Poly (lactic acid) PLA is used in many commercial packaging products and represents a family of biodegradable polymers derived from sugar and starch, i.e., it is a 100% biobased and recyclable plastic. It is the first polymer based on renewable raw materials commercialized at a large scale and meeting the specifications of international standards.
Use of eco-friendly packaging materials is of major interest for the food and beverage industry. Materials simulations can be of great relevance for the design of novel composites comprised of bio-based or biodegradable building blocks as they can allow assessment of the structure and properties of the materials and provide understandings of the mechanism of biodegradation. Reactive force-field molecular dynamics simulations are ideally suited to investigate the reaction kinetics in a fast and reliable way, provided that a parametrized reactive force field is available. In this study, reactive MD simulations were used to investigate two mechanisms of biodegradation of PLA: hydrolysis and thermal degradation, providing insights into the pathways of polymer decomposition.
Molecular dynamics simulations were performed using the LAMMPS plugin in MAPS along with the CHON-2017_weak reactive force field developed by van Duin and coworkers . This ReaxFF was developed to improve the weak interaction of functionalized hydrocarbons and water in the condensed phase. Several tools within the MAPS platform were used to characterize the product distribution.
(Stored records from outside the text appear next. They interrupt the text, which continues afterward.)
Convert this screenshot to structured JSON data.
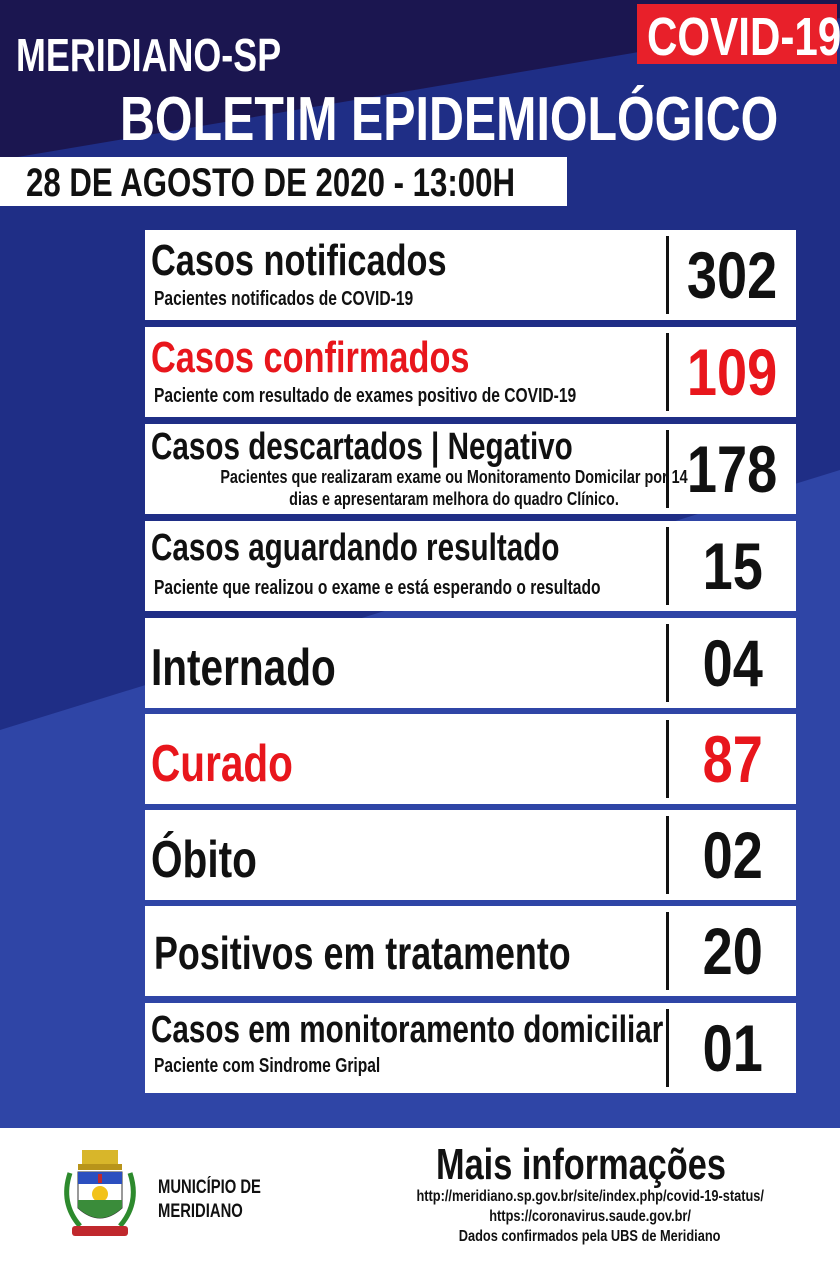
{
  "header": {
    "city": "MERIDIANO-SP",
    "badge": "COVID-19",
    "title": "BOLETIM EPIDEMIOLÓGICO",
    "date": "28 DE AGOSTO DE 2020 - 13:00H"
  },
  "colors": {
    "navy": "#1b1650",
    "blue": "#1f2e86",
    "light_blue": "#2f45a6",
    "red": "#e8161c"
  },
  "rows": [
    {
      "label": "Casos notificados",
      "sub": "Pacientes notificados de COVID-19",
      "value": "302",
      "highlight": false
    },
    {
      "label": "Casos confirmados",
      "sub": "Paciente com resultado de exames positivo de COVID-19",
      "value": "109",
      "highlight": true
    },
    {
      "label": "Casos descartados | Negativo",
      "sub_line1": "Pacientes que realizaram exame ou Monitoramento Domicilar por 14",
      "sub_line2": "dias e apresentaram melhora do quadro Clínico.",
      "value": "178",
      "highlight": false
    },
    {
      "label": "Casos aguardando resultado",
      "sub": "Paciente que realizou o exame e está esperando o resultado",
      "value": "15",
      "highlight": false
    },
    {
      "label": "Internado",
      "value": "04",
      "highlight": false
    },
    {
      "label": "Curado",
      "value": "87",
      "highlight": true
    },
    {
      "label": "Óbito",
      "value": "02",
      "highlight": false
    },
    {
      "label": "Positivos em tratamento",
      "value": "20",
      "highlight": false
    },
    {
      "label": "Casos em monitoramento domiciliar",
      "sub": "Paciente com Sindrome Gripal",
      "value": "01",
      "highlight": false
    }
  ],
  "footer": {
    "municipality_line1": "MUNICÍPIO DE",
    "municipality_line2": "MERIDIANO",
    "logo_text": "MERIDIANO",
    "more_info": "Mais informações",
    "link1": "http://meridiano.sp.gov.br/site/index.php/covid-19-status/",
    "link2": "https://coronavirus.saude.gov.br/",
    "note": "Dados confirmados pela UBS de Meridiano"
  }
}
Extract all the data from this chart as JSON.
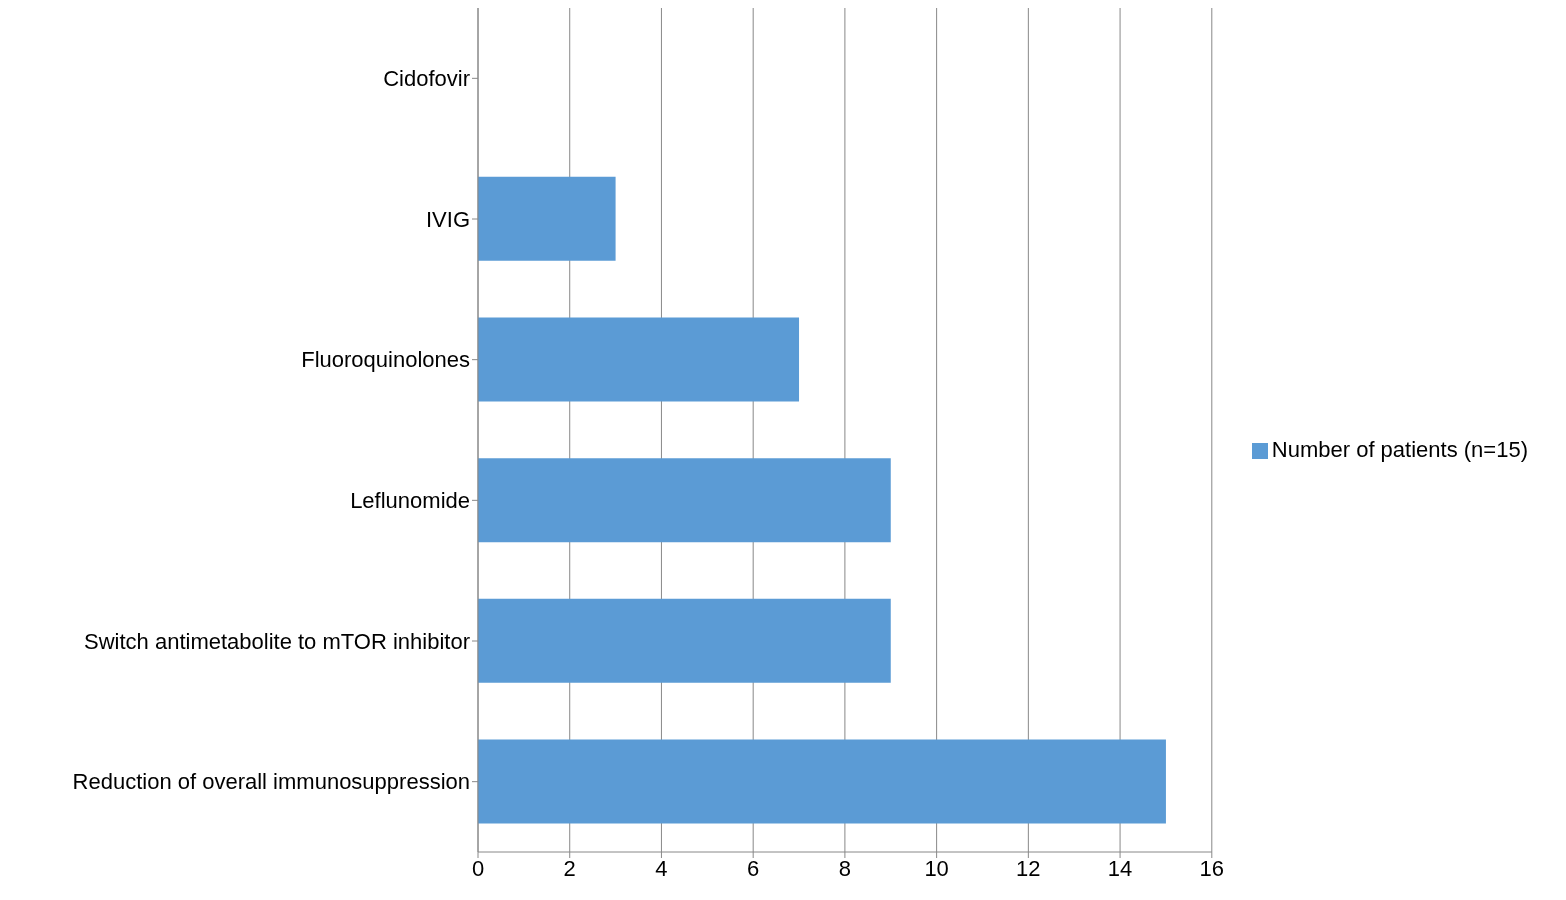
{
  "chart_data": {
    "type": "bar",
    "orientation": "horizontal",
    "categories": [
      "Cidofovir",
      "IVIG",
      "Fluoroquinolones",
      "Leflunomide",
      "Switch antimetabolite to mTOR inhibitor",
      "Reduction of overall immunosuppression"
    ],
    "series": [
      {
        "name": "Number of patients (n=15)",
        "color": "#5b9bd5",
        "values": [
          0,
          3,
          7,
          9,
          9,
          15
        ]
      }
    ],
    "xlim": [
      0,
      16
    ],
    "xticks": [
      0,
      2,
      4,
      6,
      8,
      10,
      12,
      14,
      16
    ],
    "grid": "x",
    "legend": "right"
  }
}
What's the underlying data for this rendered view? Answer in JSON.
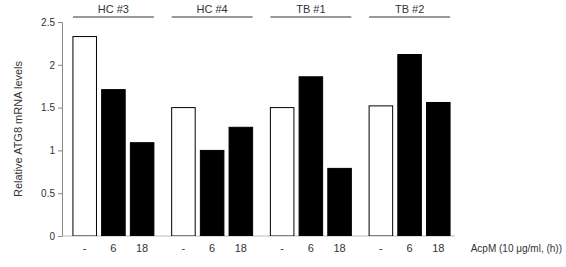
{
  "chart_data": {
    "type": "bar",
    "y_label": "Relative ATG8 mRNA levels",
    "x_label": "AcpM (10 μg/ml, (h))",
    "groups": [
      "HC #3",
      "HC #4",
      "TB #1",
      "TB #2"
    ],
    "categories": [
      "-",
      "6",
      "18",
      "-",
      "6",
      "18",
      "-",
      "6",
      "18",
      "-",
      "6",
      "18"
    ],
    "values": [
      2.33,
      1.71,
      1.09,
      1.5,
      1.0,
      1.27,
      1.5,
      1.86,
      0.79,
      1.52,
      2.12,
      1.56
    ],
    "colors": [
      "#ffffff",
      "#000000",
      "#000000",
      "#ffffff",
      "#000000",
      "#000000",
      "#ffffff",
      "#000000",
      "#000000",
      "#ffffff",
      "#000000",
      "#000000"
    ],
    "ylim": [
      0,
      2.5
    ],
    "yticks": [
      0,
      0.5,
      1,
      1.5,
      2,
      2.5
    ],
    "grid": false
  }
}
Two different degradation mechanisms of PLA were studied: hydrolysis and thermal degradation. The polymer water degradation reaction was modeled by using 10 polymer chains of 10 PLA monomers each in the presence of 1000 water molecules encapsulating the polymer system placed in a cubic box with a 50 Å lattice dimension. A classical ReaxFF NVT-MD simulation was performed at 1000 K for 1 ns.
Figure 1 shows snapshots of the initial configuration of PLA in a water box (a) and that of the final NVT-MD configuration after 1 ns at 1000 K (b). Upon a water attack, the C-O bonds of the ester groups in the PLA chains are cleaved resulting in oligomers with lower molar weights. Ultimately, the decomposition yields PLA monomeric units as the end-products.
To simulate the thermal degradation of PLA, the box composed of 10 polymer chains of 10 PLA monomers each was gradually heated up to 1800 K for 1 ns and then an NVT-MD run was performed at 1800 K for 500 ps (Figure 2). Product distribution analysis shows that a variety of products were formed, the major ones being carbon dioxide, water, small C2 and C3 aldehydes, and lower-weight organic compounds as shown in Figure 3.
Molecular dynamics simulations using reactive force fields are important for studies of reaction mechanisms such as the decomposition of biodegradable polymers in a fast and reliable way, approaching the accuracy of the QM calculations. Particularly, the current virtual experiments showed the decomposition to clean and harmless products with no need for recycling the material. Such an approach can be applied to screen alternatives as well as assess other aspects of packaging such as performance, contamination, etc.
- Zhang, W.; van Duin, A. C. T. Second-Generation ReaxFF Water Force Field: Improvements in the Description of Water Density and OH-Anion Diffusion. J. Phys. Chem. B 2017, 121, 6021−6032.